Cassy balaya les alentours du regard et repéra un ferry qui s’apprêtait à quitter le port. Il fendait l’eau à laquelle le crépuscule avait donné une teinte orangée, identique au pelage d’un Caninos. Les marins s’affairaient sur le pont, où les voyageurs étaient également massés. Ils adressaient de grands signes de la main aux gens qui se tenaient sur les quais.

Une idée traversa l’esprit de la fillette. C’était un plan complètement fou, certes, mais à défaut d’en avoir un autre, elle allait devoir se contenter de celui-ci, qui représentait sa seule et unique chance de se mettre irrémédiablement hors de portée de l’agent Jenny et de ses collègues.

Un pont amovible était en train de se lever lentement, pour permettre au bateau de passer et de rejoindre la mer. Cassy sauta sur sa selle et talonna Ponyta pour qu’il fonce au galop, tout en s’excusant de lui imposer cet effort après tout ce qu’il avait déjà accompli.

Contrairement à la proue qui était noire de monde, il n’y avait presque personne à la poupe. Les mains moites, crispées sur les rênes, Cassy obligea son pokémon à se rapprocher du garde-fou qui séparait la terre ferme du canal. Parvenue à sa hauteur, la peur l’incita à fermer les yeux, tandis que Ponyta bondissait par-dessus l’obstacle.

Il se réceptionna lourdement à bord du ferry, et sa cavalière, arrachée à ses étriers, fut projetée un peu plus loin, derrière un banc destiné à accueillir les voyageurs. Fourbue, le coude éraflé par sa violente chute, elle roula sur le dos, mais ne se releva pas immédiatement.

Grand bien lui en fit, car deux matelots en uniforme, alertés par le bruit, se précipitèrent vers Ponyta. Cassy retint sa respiration tandis qu’ils examinaient son pokémon, l’un d’eux ayant saisi sa bride, l’autre mentionnant la cale où il convenait de l’enfermer.

— Et s’il est à un passager ?

— Pourquoi est-ce qu’un passager aurait pris la peine de le seller ? Pour faire une promenade sur le pont ? On vient à peine d’embarquer. Non, si tu veux mon avis, on a un clandestin à bord.

Cassy se recroquevilla, bien qu’elle soit suffisamment petite pour qu’aucune partie de son corps ne dépasse du banc et risque d’attirer l’attention. Impuissante, elle regarda les deux hommes emmener son unique compagnon sans pouvoir lui venir en aide, du moins pour l’instant.

Elle demeura longuement tapie sur le sol dur et inconfortable, qui intensifiait ses courbatures, en attendant que l’obscurité de la nuit l’enveloppe complètement. Quand elle jugea qu’il faisait assez sombre, elle se redressa prudemment pour observer les alentours, déserts.

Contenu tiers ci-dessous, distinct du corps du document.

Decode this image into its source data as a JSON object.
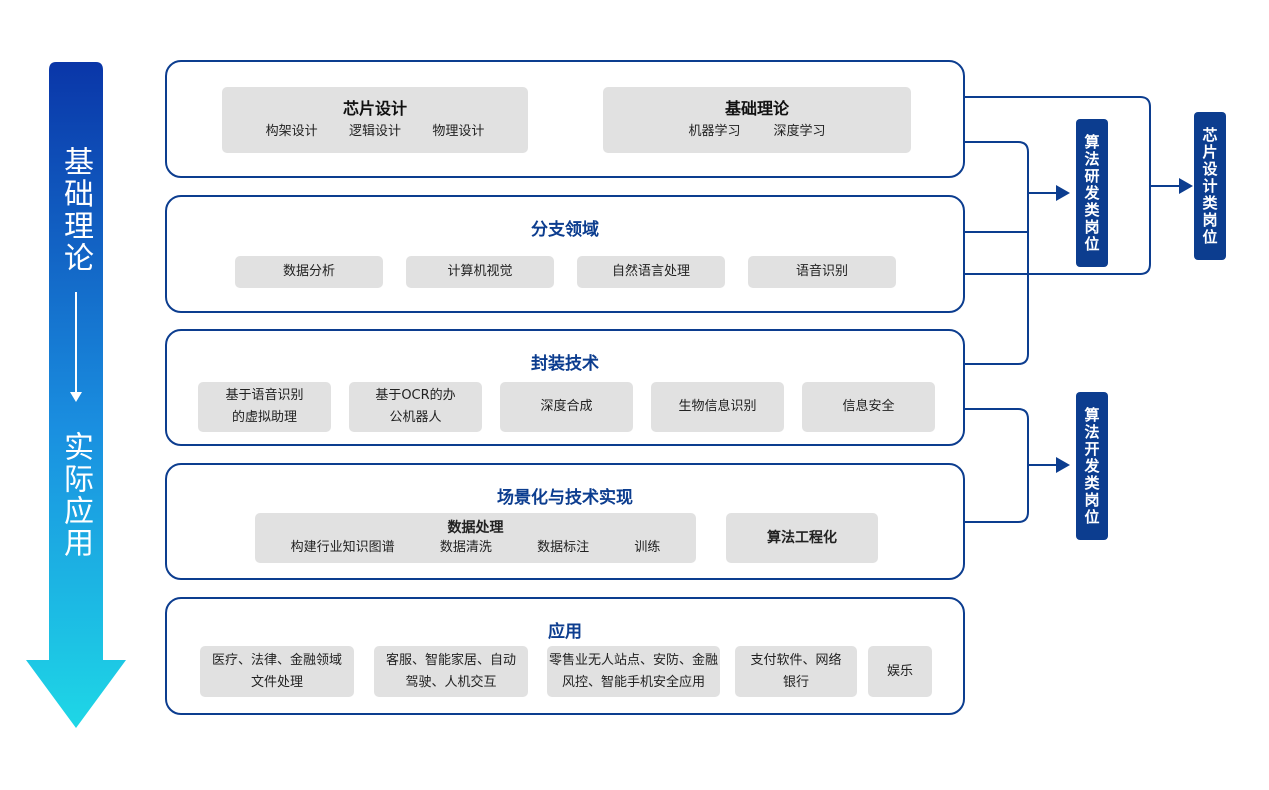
{
  "left_arrow": {
    "top_label": "基础理论",
    "bottom_label": "实际应用",
    "color_top": "#0a36a8",
    "color_bottom": "#1ed7e6"
  },
  "panels": [
    {
      "title": "",
      "boxes": [
        {
          "title": "芯片设计",
          "subs": [
            "构架设计",
            "逻辑设计",
            "物理设计"
          ]
        },
        {
          "title": "基础理论",
          "subs": [
            "机器学习",
            "深度学习"
          ]
        }
      ]
    },
    {
      "title": "分支领域",
      "boxes": [
        {
          "label": "数据分析"
        },
        {
          "label": "计算机视觉"
        },
        {
          "label": "自然语言处理"
        },
        {
          "label": "语音识别"
        }
      ]
    },
    {
      "title": "封装技术",
      "boxes": [
        {
          "lines": [
            "基于语音识别",
            "的虚拟助理"
          ]
        },
        {
          "lines": [
            "基于OCR的办",
            "公机器人"
          ]
        },
        {
          "lines": [
            "深度合成"
          ]
        },
        {
          "lines": [
            "生物信息识别"
          ]
        },
        {
          "lines": [
            "信息安全"
          ]
        }
      ]
    },
    {
      "title": "场景化与技术实现",
      "boxes": [
        {
          "title": "数据处理",
          "subs": [
            "构建行业知识图谱",
            "数据清洗",
            "数据标注",
            "训练"
          ]
        },
        {
          "label": "算法工程化"
        }
      ]
    },
    {
      "title": "应用",
      "boxes": [
        {
          "lines": [
            "医疗、法律、金融领域",
            "文件处理"
          ]
        },
        {
          "lines": [
            "客服、智能家居、自动",
            "驾驶、人机交互"
          ]
        },
        {
          "lines": [
            "零售业无人站点、安防、金融",
            "风控、智能手机安全应用"
          ]
        },
        {
          "lines": [
            "支付软件、网络",
            "银行"
          ]
        },
        {
          "lines": [
            "娱乐"
          ]
        }
      ]
    }
  ],
  "roles": {
    "research": "算法研发类岗位",
    "chip": "芯片设计类岗位",
    "dev": "算法开发类岗位"
  },
  "colors": {
    "navy": "#0c3d8f",
    "box_gray": "#e1e1e1"
  }
}
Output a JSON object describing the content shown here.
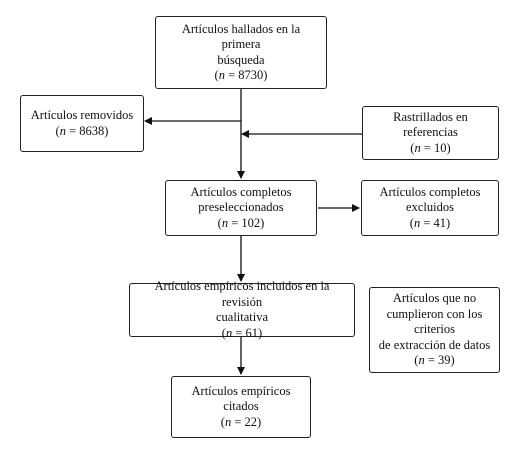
{
  "boxes": {
    "first_search": {
      "line1": "Artículos hallados en la primera",
      "line2": "búsqueda",
      "n_label": "n",
      "n_value": "= 8730"
    },
    "removed": {
      "line1": "Artículos removidos",
      "n_label": "n",
      "n_value": "= 8638"
    },
    "references": {
      "line1": "Rastrillados en referencias",
      "n_label": "n",
      "n_value": "= 10"
    },
    "preselected": {
      "line1": "Artículos completos",
      "line2": "preseleccionados",
      "n_label": "n",
      "n_value": "= 102"
    },
    "excluded": {
      "line1": "Artículos completos",
      "line2": "excluidos",
      "n_label": "n",
      "n_value": "= 41"
    },
    "empirical_included": {
      "line1": "Artículos empíricos incluidos en la revisión",
      "line2": "cualitativa",
      "n_label": "n",
      "n_value": "= 61"
    },
    "not_meeting": {
      "line1": "Artículos que no",
      "line2": "cumplieron con los criterios",
      "line3": "de extracción de datos",
      "n_label": "n",
      "n_value": "= 39"
    },
    "cited": {
      "line1": "Artículos empíricos citados",
      "n_label": "n",
      "n_value": "= 22"
    }
  }
}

Cassy chancela au moment de se mettre debout, mais elle prit sur elle pour résister. Aussi fatiguée soit-elle, elle ne pouvait pas se permettre de faillir avant d’avoir trouvé une cachette convenable, où elle pourrait envisager de dormir un peu. Le plus discrètement possible, elle se lança à la recherche de la cale, tout en priant pour que Ponyta n’ait pas subi de mauvais traitements par sa faute.

Elle descendit sur le pont inférieur, qu’elle atteignit sans croiser personne, puis s’engouffra dans un couloir où s’alignait une dizaine de portes de part et d’autre. Elles étouffaient des rires, des cris et des conversations. Les passagers étaient bien trop occupés pour remarquer la petite clandestine qui se faufilait sans bruit dans les entrailles du bateau.

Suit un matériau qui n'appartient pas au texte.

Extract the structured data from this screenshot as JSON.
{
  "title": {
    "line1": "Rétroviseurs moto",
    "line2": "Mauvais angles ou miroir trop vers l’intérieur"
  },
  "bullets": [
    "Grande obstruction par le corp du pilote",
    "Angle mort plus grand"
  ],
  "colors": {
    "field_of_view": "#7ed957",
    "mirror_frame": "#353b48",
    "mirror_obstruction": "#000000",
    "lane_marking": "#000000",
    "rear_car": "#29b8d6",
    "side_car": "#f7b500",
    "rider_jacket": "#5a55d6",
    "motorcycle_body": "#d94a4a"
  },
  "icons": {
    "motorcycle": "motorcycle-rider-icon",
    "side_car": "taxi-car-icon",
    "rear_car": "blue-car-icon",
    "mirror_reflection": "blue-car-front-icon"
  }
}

Arrivée à destination, Cassy fut arrêtée par un épais battant métallique, si lourd qu’elle eut du mal à l’ouvrir. Par chance, les gonds ne grincèrent pas. Sur la pointe des pieds, elle se glissa à l’intérieur de la cale, plongée dans les ténèbres. Elle localisa l’interrupteur, qui émettait une lumière orange, mais elle se ravisa au moment d’appuyer dessus. Si elle allumait, elle risquerait de se faire remarquer.

— Ponyta ? appela-t-elle dans un souffle. Tu m’entends ? Utilise Flammèche pour que je puisse te repérer.

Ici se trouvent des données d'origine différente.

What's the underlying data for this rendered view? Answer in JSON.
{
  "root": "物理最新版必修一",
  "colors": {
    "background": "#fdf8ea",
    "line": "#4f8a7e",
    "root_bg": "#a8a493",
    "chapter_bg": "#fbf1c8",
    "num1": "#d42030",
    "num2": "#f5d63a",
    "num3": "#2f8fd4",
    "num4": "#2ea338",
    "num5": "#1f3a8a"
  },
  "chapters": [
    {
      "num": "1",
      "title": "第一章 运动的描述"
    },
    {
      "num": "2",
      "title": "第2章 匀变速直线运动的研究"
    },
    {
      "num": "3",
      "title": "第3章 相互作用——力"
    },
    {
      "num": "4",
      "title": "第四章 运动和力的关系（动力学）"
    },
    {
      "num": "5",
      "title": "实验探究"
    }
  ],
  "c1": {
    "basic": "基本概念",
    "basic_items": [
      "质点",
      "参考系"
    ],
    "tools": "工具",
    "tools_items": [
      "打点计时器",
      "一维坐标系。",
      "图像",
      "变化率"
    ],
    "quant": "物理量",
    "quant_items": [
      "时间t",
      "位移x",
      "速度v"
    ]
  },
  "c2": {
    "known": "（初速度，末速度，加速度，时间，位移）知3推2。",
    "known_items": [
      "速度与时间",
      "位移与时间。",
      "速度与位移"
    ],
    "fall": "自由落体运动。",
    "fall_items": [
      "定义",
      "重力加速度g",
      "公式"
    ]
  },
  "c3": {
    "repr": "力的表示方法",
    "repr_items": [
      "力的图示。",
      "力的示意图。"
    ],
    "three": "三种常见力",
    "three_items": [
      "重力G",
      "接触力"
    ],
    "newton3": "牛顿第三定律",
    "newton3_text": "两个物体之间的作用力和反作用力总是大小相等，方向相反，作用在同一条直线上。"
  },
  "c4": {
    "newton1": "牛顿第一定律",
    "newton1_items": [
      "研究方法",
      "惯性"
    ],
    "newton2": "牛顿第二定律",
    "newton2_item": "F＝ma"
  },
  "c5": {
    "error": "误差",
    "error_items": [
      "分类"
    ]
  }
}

Le pokémon s’exécuta et une petite flamme scintilla brièvement à hauteur de son chanfrein, avant de s’évaporer dans l’air. À tâtons, Cassy progressa dans sa direction, manquant de s’entraver à deux reprises dans les cordages qui jonchaient le sol. Ses mains palpèrent le vide et son sang se glaça lorsque, au moment où ses doigts rencontrèrent enfin les rênes de Ponyta attachées au mur, la cale s’illumina.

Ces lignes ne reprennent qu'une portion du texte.